Służebnice Ducha Świętego od Wieczystej Adoracji to zgromadzenie kontemplacyjno – misyjne. Ich charyzmatem jest uwielbianie Boga. I właśnie przez uwielbianie Trójcy Świętej, Eucharystii i Ducha Świętego siostry współpracują z dziełem misyjnym Kościoła. W sposób szczególny modlą się za misjonarzy i pracę, którą wykonują na misjach. Siostry nieustannie proszą Ducha Świętego, by otwierał serca ludzi na Ewangelię, która jest głoszona przez misjonarki i misjonarzy.
Justyna Nowicka: Siostro, czasami trudno jest nam zrozumieć, czym jest adoracja. O co w niej chodzi? O to, żeby patrzeć w jeden punkt?

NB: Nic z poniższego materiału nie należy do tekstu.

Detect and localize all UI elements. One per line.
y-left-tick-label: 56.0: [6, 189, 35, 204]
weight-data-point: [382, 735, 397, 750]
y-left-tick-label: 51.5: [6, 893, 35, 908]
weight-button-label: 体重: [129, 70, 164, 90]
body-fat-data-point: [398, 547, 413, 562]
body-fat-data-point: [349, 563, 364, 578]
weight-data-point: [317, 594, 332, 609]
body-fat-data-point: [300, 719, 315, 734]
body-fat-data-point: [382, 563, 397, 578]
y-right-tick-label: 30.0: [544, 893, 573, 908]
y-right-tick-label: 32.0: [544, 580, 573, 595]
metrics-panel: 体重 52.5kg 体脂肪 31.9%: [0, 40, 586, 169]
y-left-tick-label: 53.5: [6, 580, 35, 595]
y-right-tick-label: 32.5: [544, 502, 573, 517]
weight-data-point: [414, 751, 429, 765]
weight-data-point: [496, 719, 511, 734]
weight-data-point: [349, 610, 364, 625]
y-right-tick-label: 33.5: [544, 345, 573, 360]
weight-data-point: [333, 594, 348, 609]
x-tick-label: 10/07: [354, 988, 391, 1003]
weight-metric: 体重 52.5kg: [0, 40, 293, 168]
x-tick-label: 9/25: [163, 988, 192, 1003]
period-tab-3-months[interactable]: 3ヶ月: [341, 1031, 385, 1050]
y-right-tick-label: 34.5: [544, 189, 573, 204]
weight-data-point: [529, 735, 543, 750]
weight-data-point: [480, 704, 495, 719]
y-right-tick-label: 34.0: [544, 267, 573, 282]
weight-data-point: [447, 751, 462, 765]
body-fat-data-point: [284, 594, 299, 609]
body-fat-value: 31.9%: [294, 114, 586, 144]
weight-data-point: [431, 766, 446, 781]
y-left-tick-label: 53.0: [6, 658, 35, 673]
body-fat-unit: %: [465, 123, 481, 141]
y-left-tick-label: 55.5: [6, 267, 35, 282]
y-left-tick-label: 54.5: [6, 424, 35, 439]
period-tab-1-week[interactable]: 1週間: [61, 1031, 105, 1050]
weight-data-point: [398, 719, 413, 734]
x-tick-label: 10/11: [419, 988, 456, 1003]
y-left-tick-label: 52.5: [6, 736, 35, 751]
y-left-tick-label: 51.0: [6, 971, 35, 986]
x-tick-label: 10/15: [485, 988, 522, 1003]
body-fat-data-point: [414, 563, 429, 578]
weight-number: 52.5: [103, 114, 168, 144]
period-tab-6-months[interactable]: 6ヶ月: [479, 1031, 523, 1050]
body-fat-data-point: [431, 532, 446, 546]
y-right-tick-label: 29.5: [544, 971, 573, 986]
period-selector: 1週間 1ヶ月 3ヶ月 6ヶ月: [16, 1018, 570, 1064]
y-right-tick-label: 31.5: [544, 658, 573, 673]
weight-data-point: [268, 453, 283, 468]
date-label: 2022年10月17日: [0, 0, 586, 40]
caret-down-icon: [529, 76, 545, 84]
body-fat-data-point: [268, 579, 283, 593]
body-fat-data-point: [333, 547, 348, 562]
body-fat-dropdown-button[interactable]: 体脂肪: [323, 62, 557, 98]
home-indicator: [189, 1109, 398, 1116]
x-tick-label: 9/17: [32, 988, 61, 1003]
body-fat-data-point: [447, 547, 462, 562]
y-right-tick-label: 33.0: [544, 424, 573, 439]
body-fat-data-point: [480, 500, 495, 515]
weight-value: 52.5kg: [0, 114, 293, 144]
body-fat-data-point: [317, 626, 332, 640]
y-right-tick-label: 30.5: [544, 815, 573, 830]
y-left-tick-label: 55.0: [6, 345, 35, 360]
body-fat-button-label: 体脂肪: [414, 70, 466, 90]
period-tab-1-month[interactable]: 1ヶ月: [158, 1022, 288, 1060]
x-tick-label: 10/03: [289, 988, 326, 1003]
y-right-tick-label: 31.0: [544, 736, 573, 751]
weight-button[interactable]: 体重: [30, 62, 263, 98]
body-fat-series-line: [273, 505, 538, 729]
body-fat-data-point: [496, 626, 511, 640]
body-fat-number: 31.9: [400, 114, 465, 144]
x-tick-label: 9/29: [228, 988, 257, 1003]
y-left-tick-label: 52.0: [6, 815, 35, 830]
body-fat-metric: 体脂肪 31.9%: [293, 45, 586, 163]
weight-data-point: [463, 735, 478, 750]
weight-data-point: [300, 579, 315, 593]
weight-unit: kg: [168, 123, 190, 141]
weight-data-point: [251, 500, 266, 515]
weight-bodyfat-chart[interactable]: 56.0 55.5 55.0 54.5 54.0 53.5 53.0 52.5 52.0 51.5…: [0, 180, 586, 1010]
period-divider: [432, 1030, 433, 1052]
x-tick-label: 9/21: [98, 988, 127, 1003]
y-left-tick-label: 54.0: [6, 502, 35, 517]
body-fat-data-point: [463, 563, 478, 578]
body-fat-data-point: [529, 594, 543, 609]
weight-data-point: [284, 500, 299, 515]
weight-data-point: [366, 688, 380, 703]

S. Maria Estera: – Doskonale rozumiem tę trudność. To trochę tak jak wtedy, kiedy Jezus mówił do ludzi, że jest Chlebem Żywym, a ludzie odpowiadali Mu, że trudna jest ta mowa, nie da się tego słuchać. Jak możemy Ciebie spożywać? Jakie życie możesz nam dać? (zob. J 6, 51-52). – Trzeba zauważyć, że wraz darem chrztu świętego, każdy z nas otrzymał łaskę duchowego rozumienia tajemnic Bożych (zob. 1J 2,20) i jeśli z nią współpracuje, dbając o swój duchowy rozwój, to po prostu ma tę mądrość. Rozumie Kościół, naukę Kościoła, jego hierarchię. Ale jeśli nie współpracuję z tą łaską, zrywa wszelkie kontakty z Bogiem, zaniedbuje przyjmowanie sakramentów, przestaje się modlić i czytać Biblię – krótko mówiąc: nie troszczy się o swoją duszę, to po prostu gubi tę łaskę i nie ma duchowej mądrości. Serce takiego człowieka staje się powoli obojętne na obecność Bożą. Przychodząc na adorację spotykam się z żywym Bogiem, który mówi do mojego serca. Ludzie często szukają zrozumienia intelektualnego, a Boga i Kościół trzeba rozumieć też sercem.
A gdyby ktoś, słysząc nas, pomyślał, że także chciałby bardziej patrzeć sercem, nie tylko intelektualnie, to od czego powinien zacząć?
– Jest to łaska dana od Boga. On sam mówi w Piśmie Świętym, że da nam nowe serce (zob. Ez 36,26) i wówczas będziemy Go rozumieć. Sami z siebie nie potrafimy Go rozumieć i kochać. Na początek warto zacząć prosić o tę łaskę, uznać z pokorą swoje ograniczenia, ale także to, że On jest Ojcem, który z radością i hojnie daje swoim dzieciom to, o co proszą (zob. Łk 11,13). Jest to pewne zaufanie, którym Go obdarzamy, chcemy z Nim żyć i z Nim współpracować. Wówczas możemy uznać, że potrzebujemy Jego miłości i Jego światła, że inaczej nie potrafimy w Niego wierzyć. I warto jeszcze dodać, że ten proces nie jest nigdy zakończony, ale wciąż trzeba poszukiwać na nowo poznania Boga i dróg miłości – tak jak w każdej relacji.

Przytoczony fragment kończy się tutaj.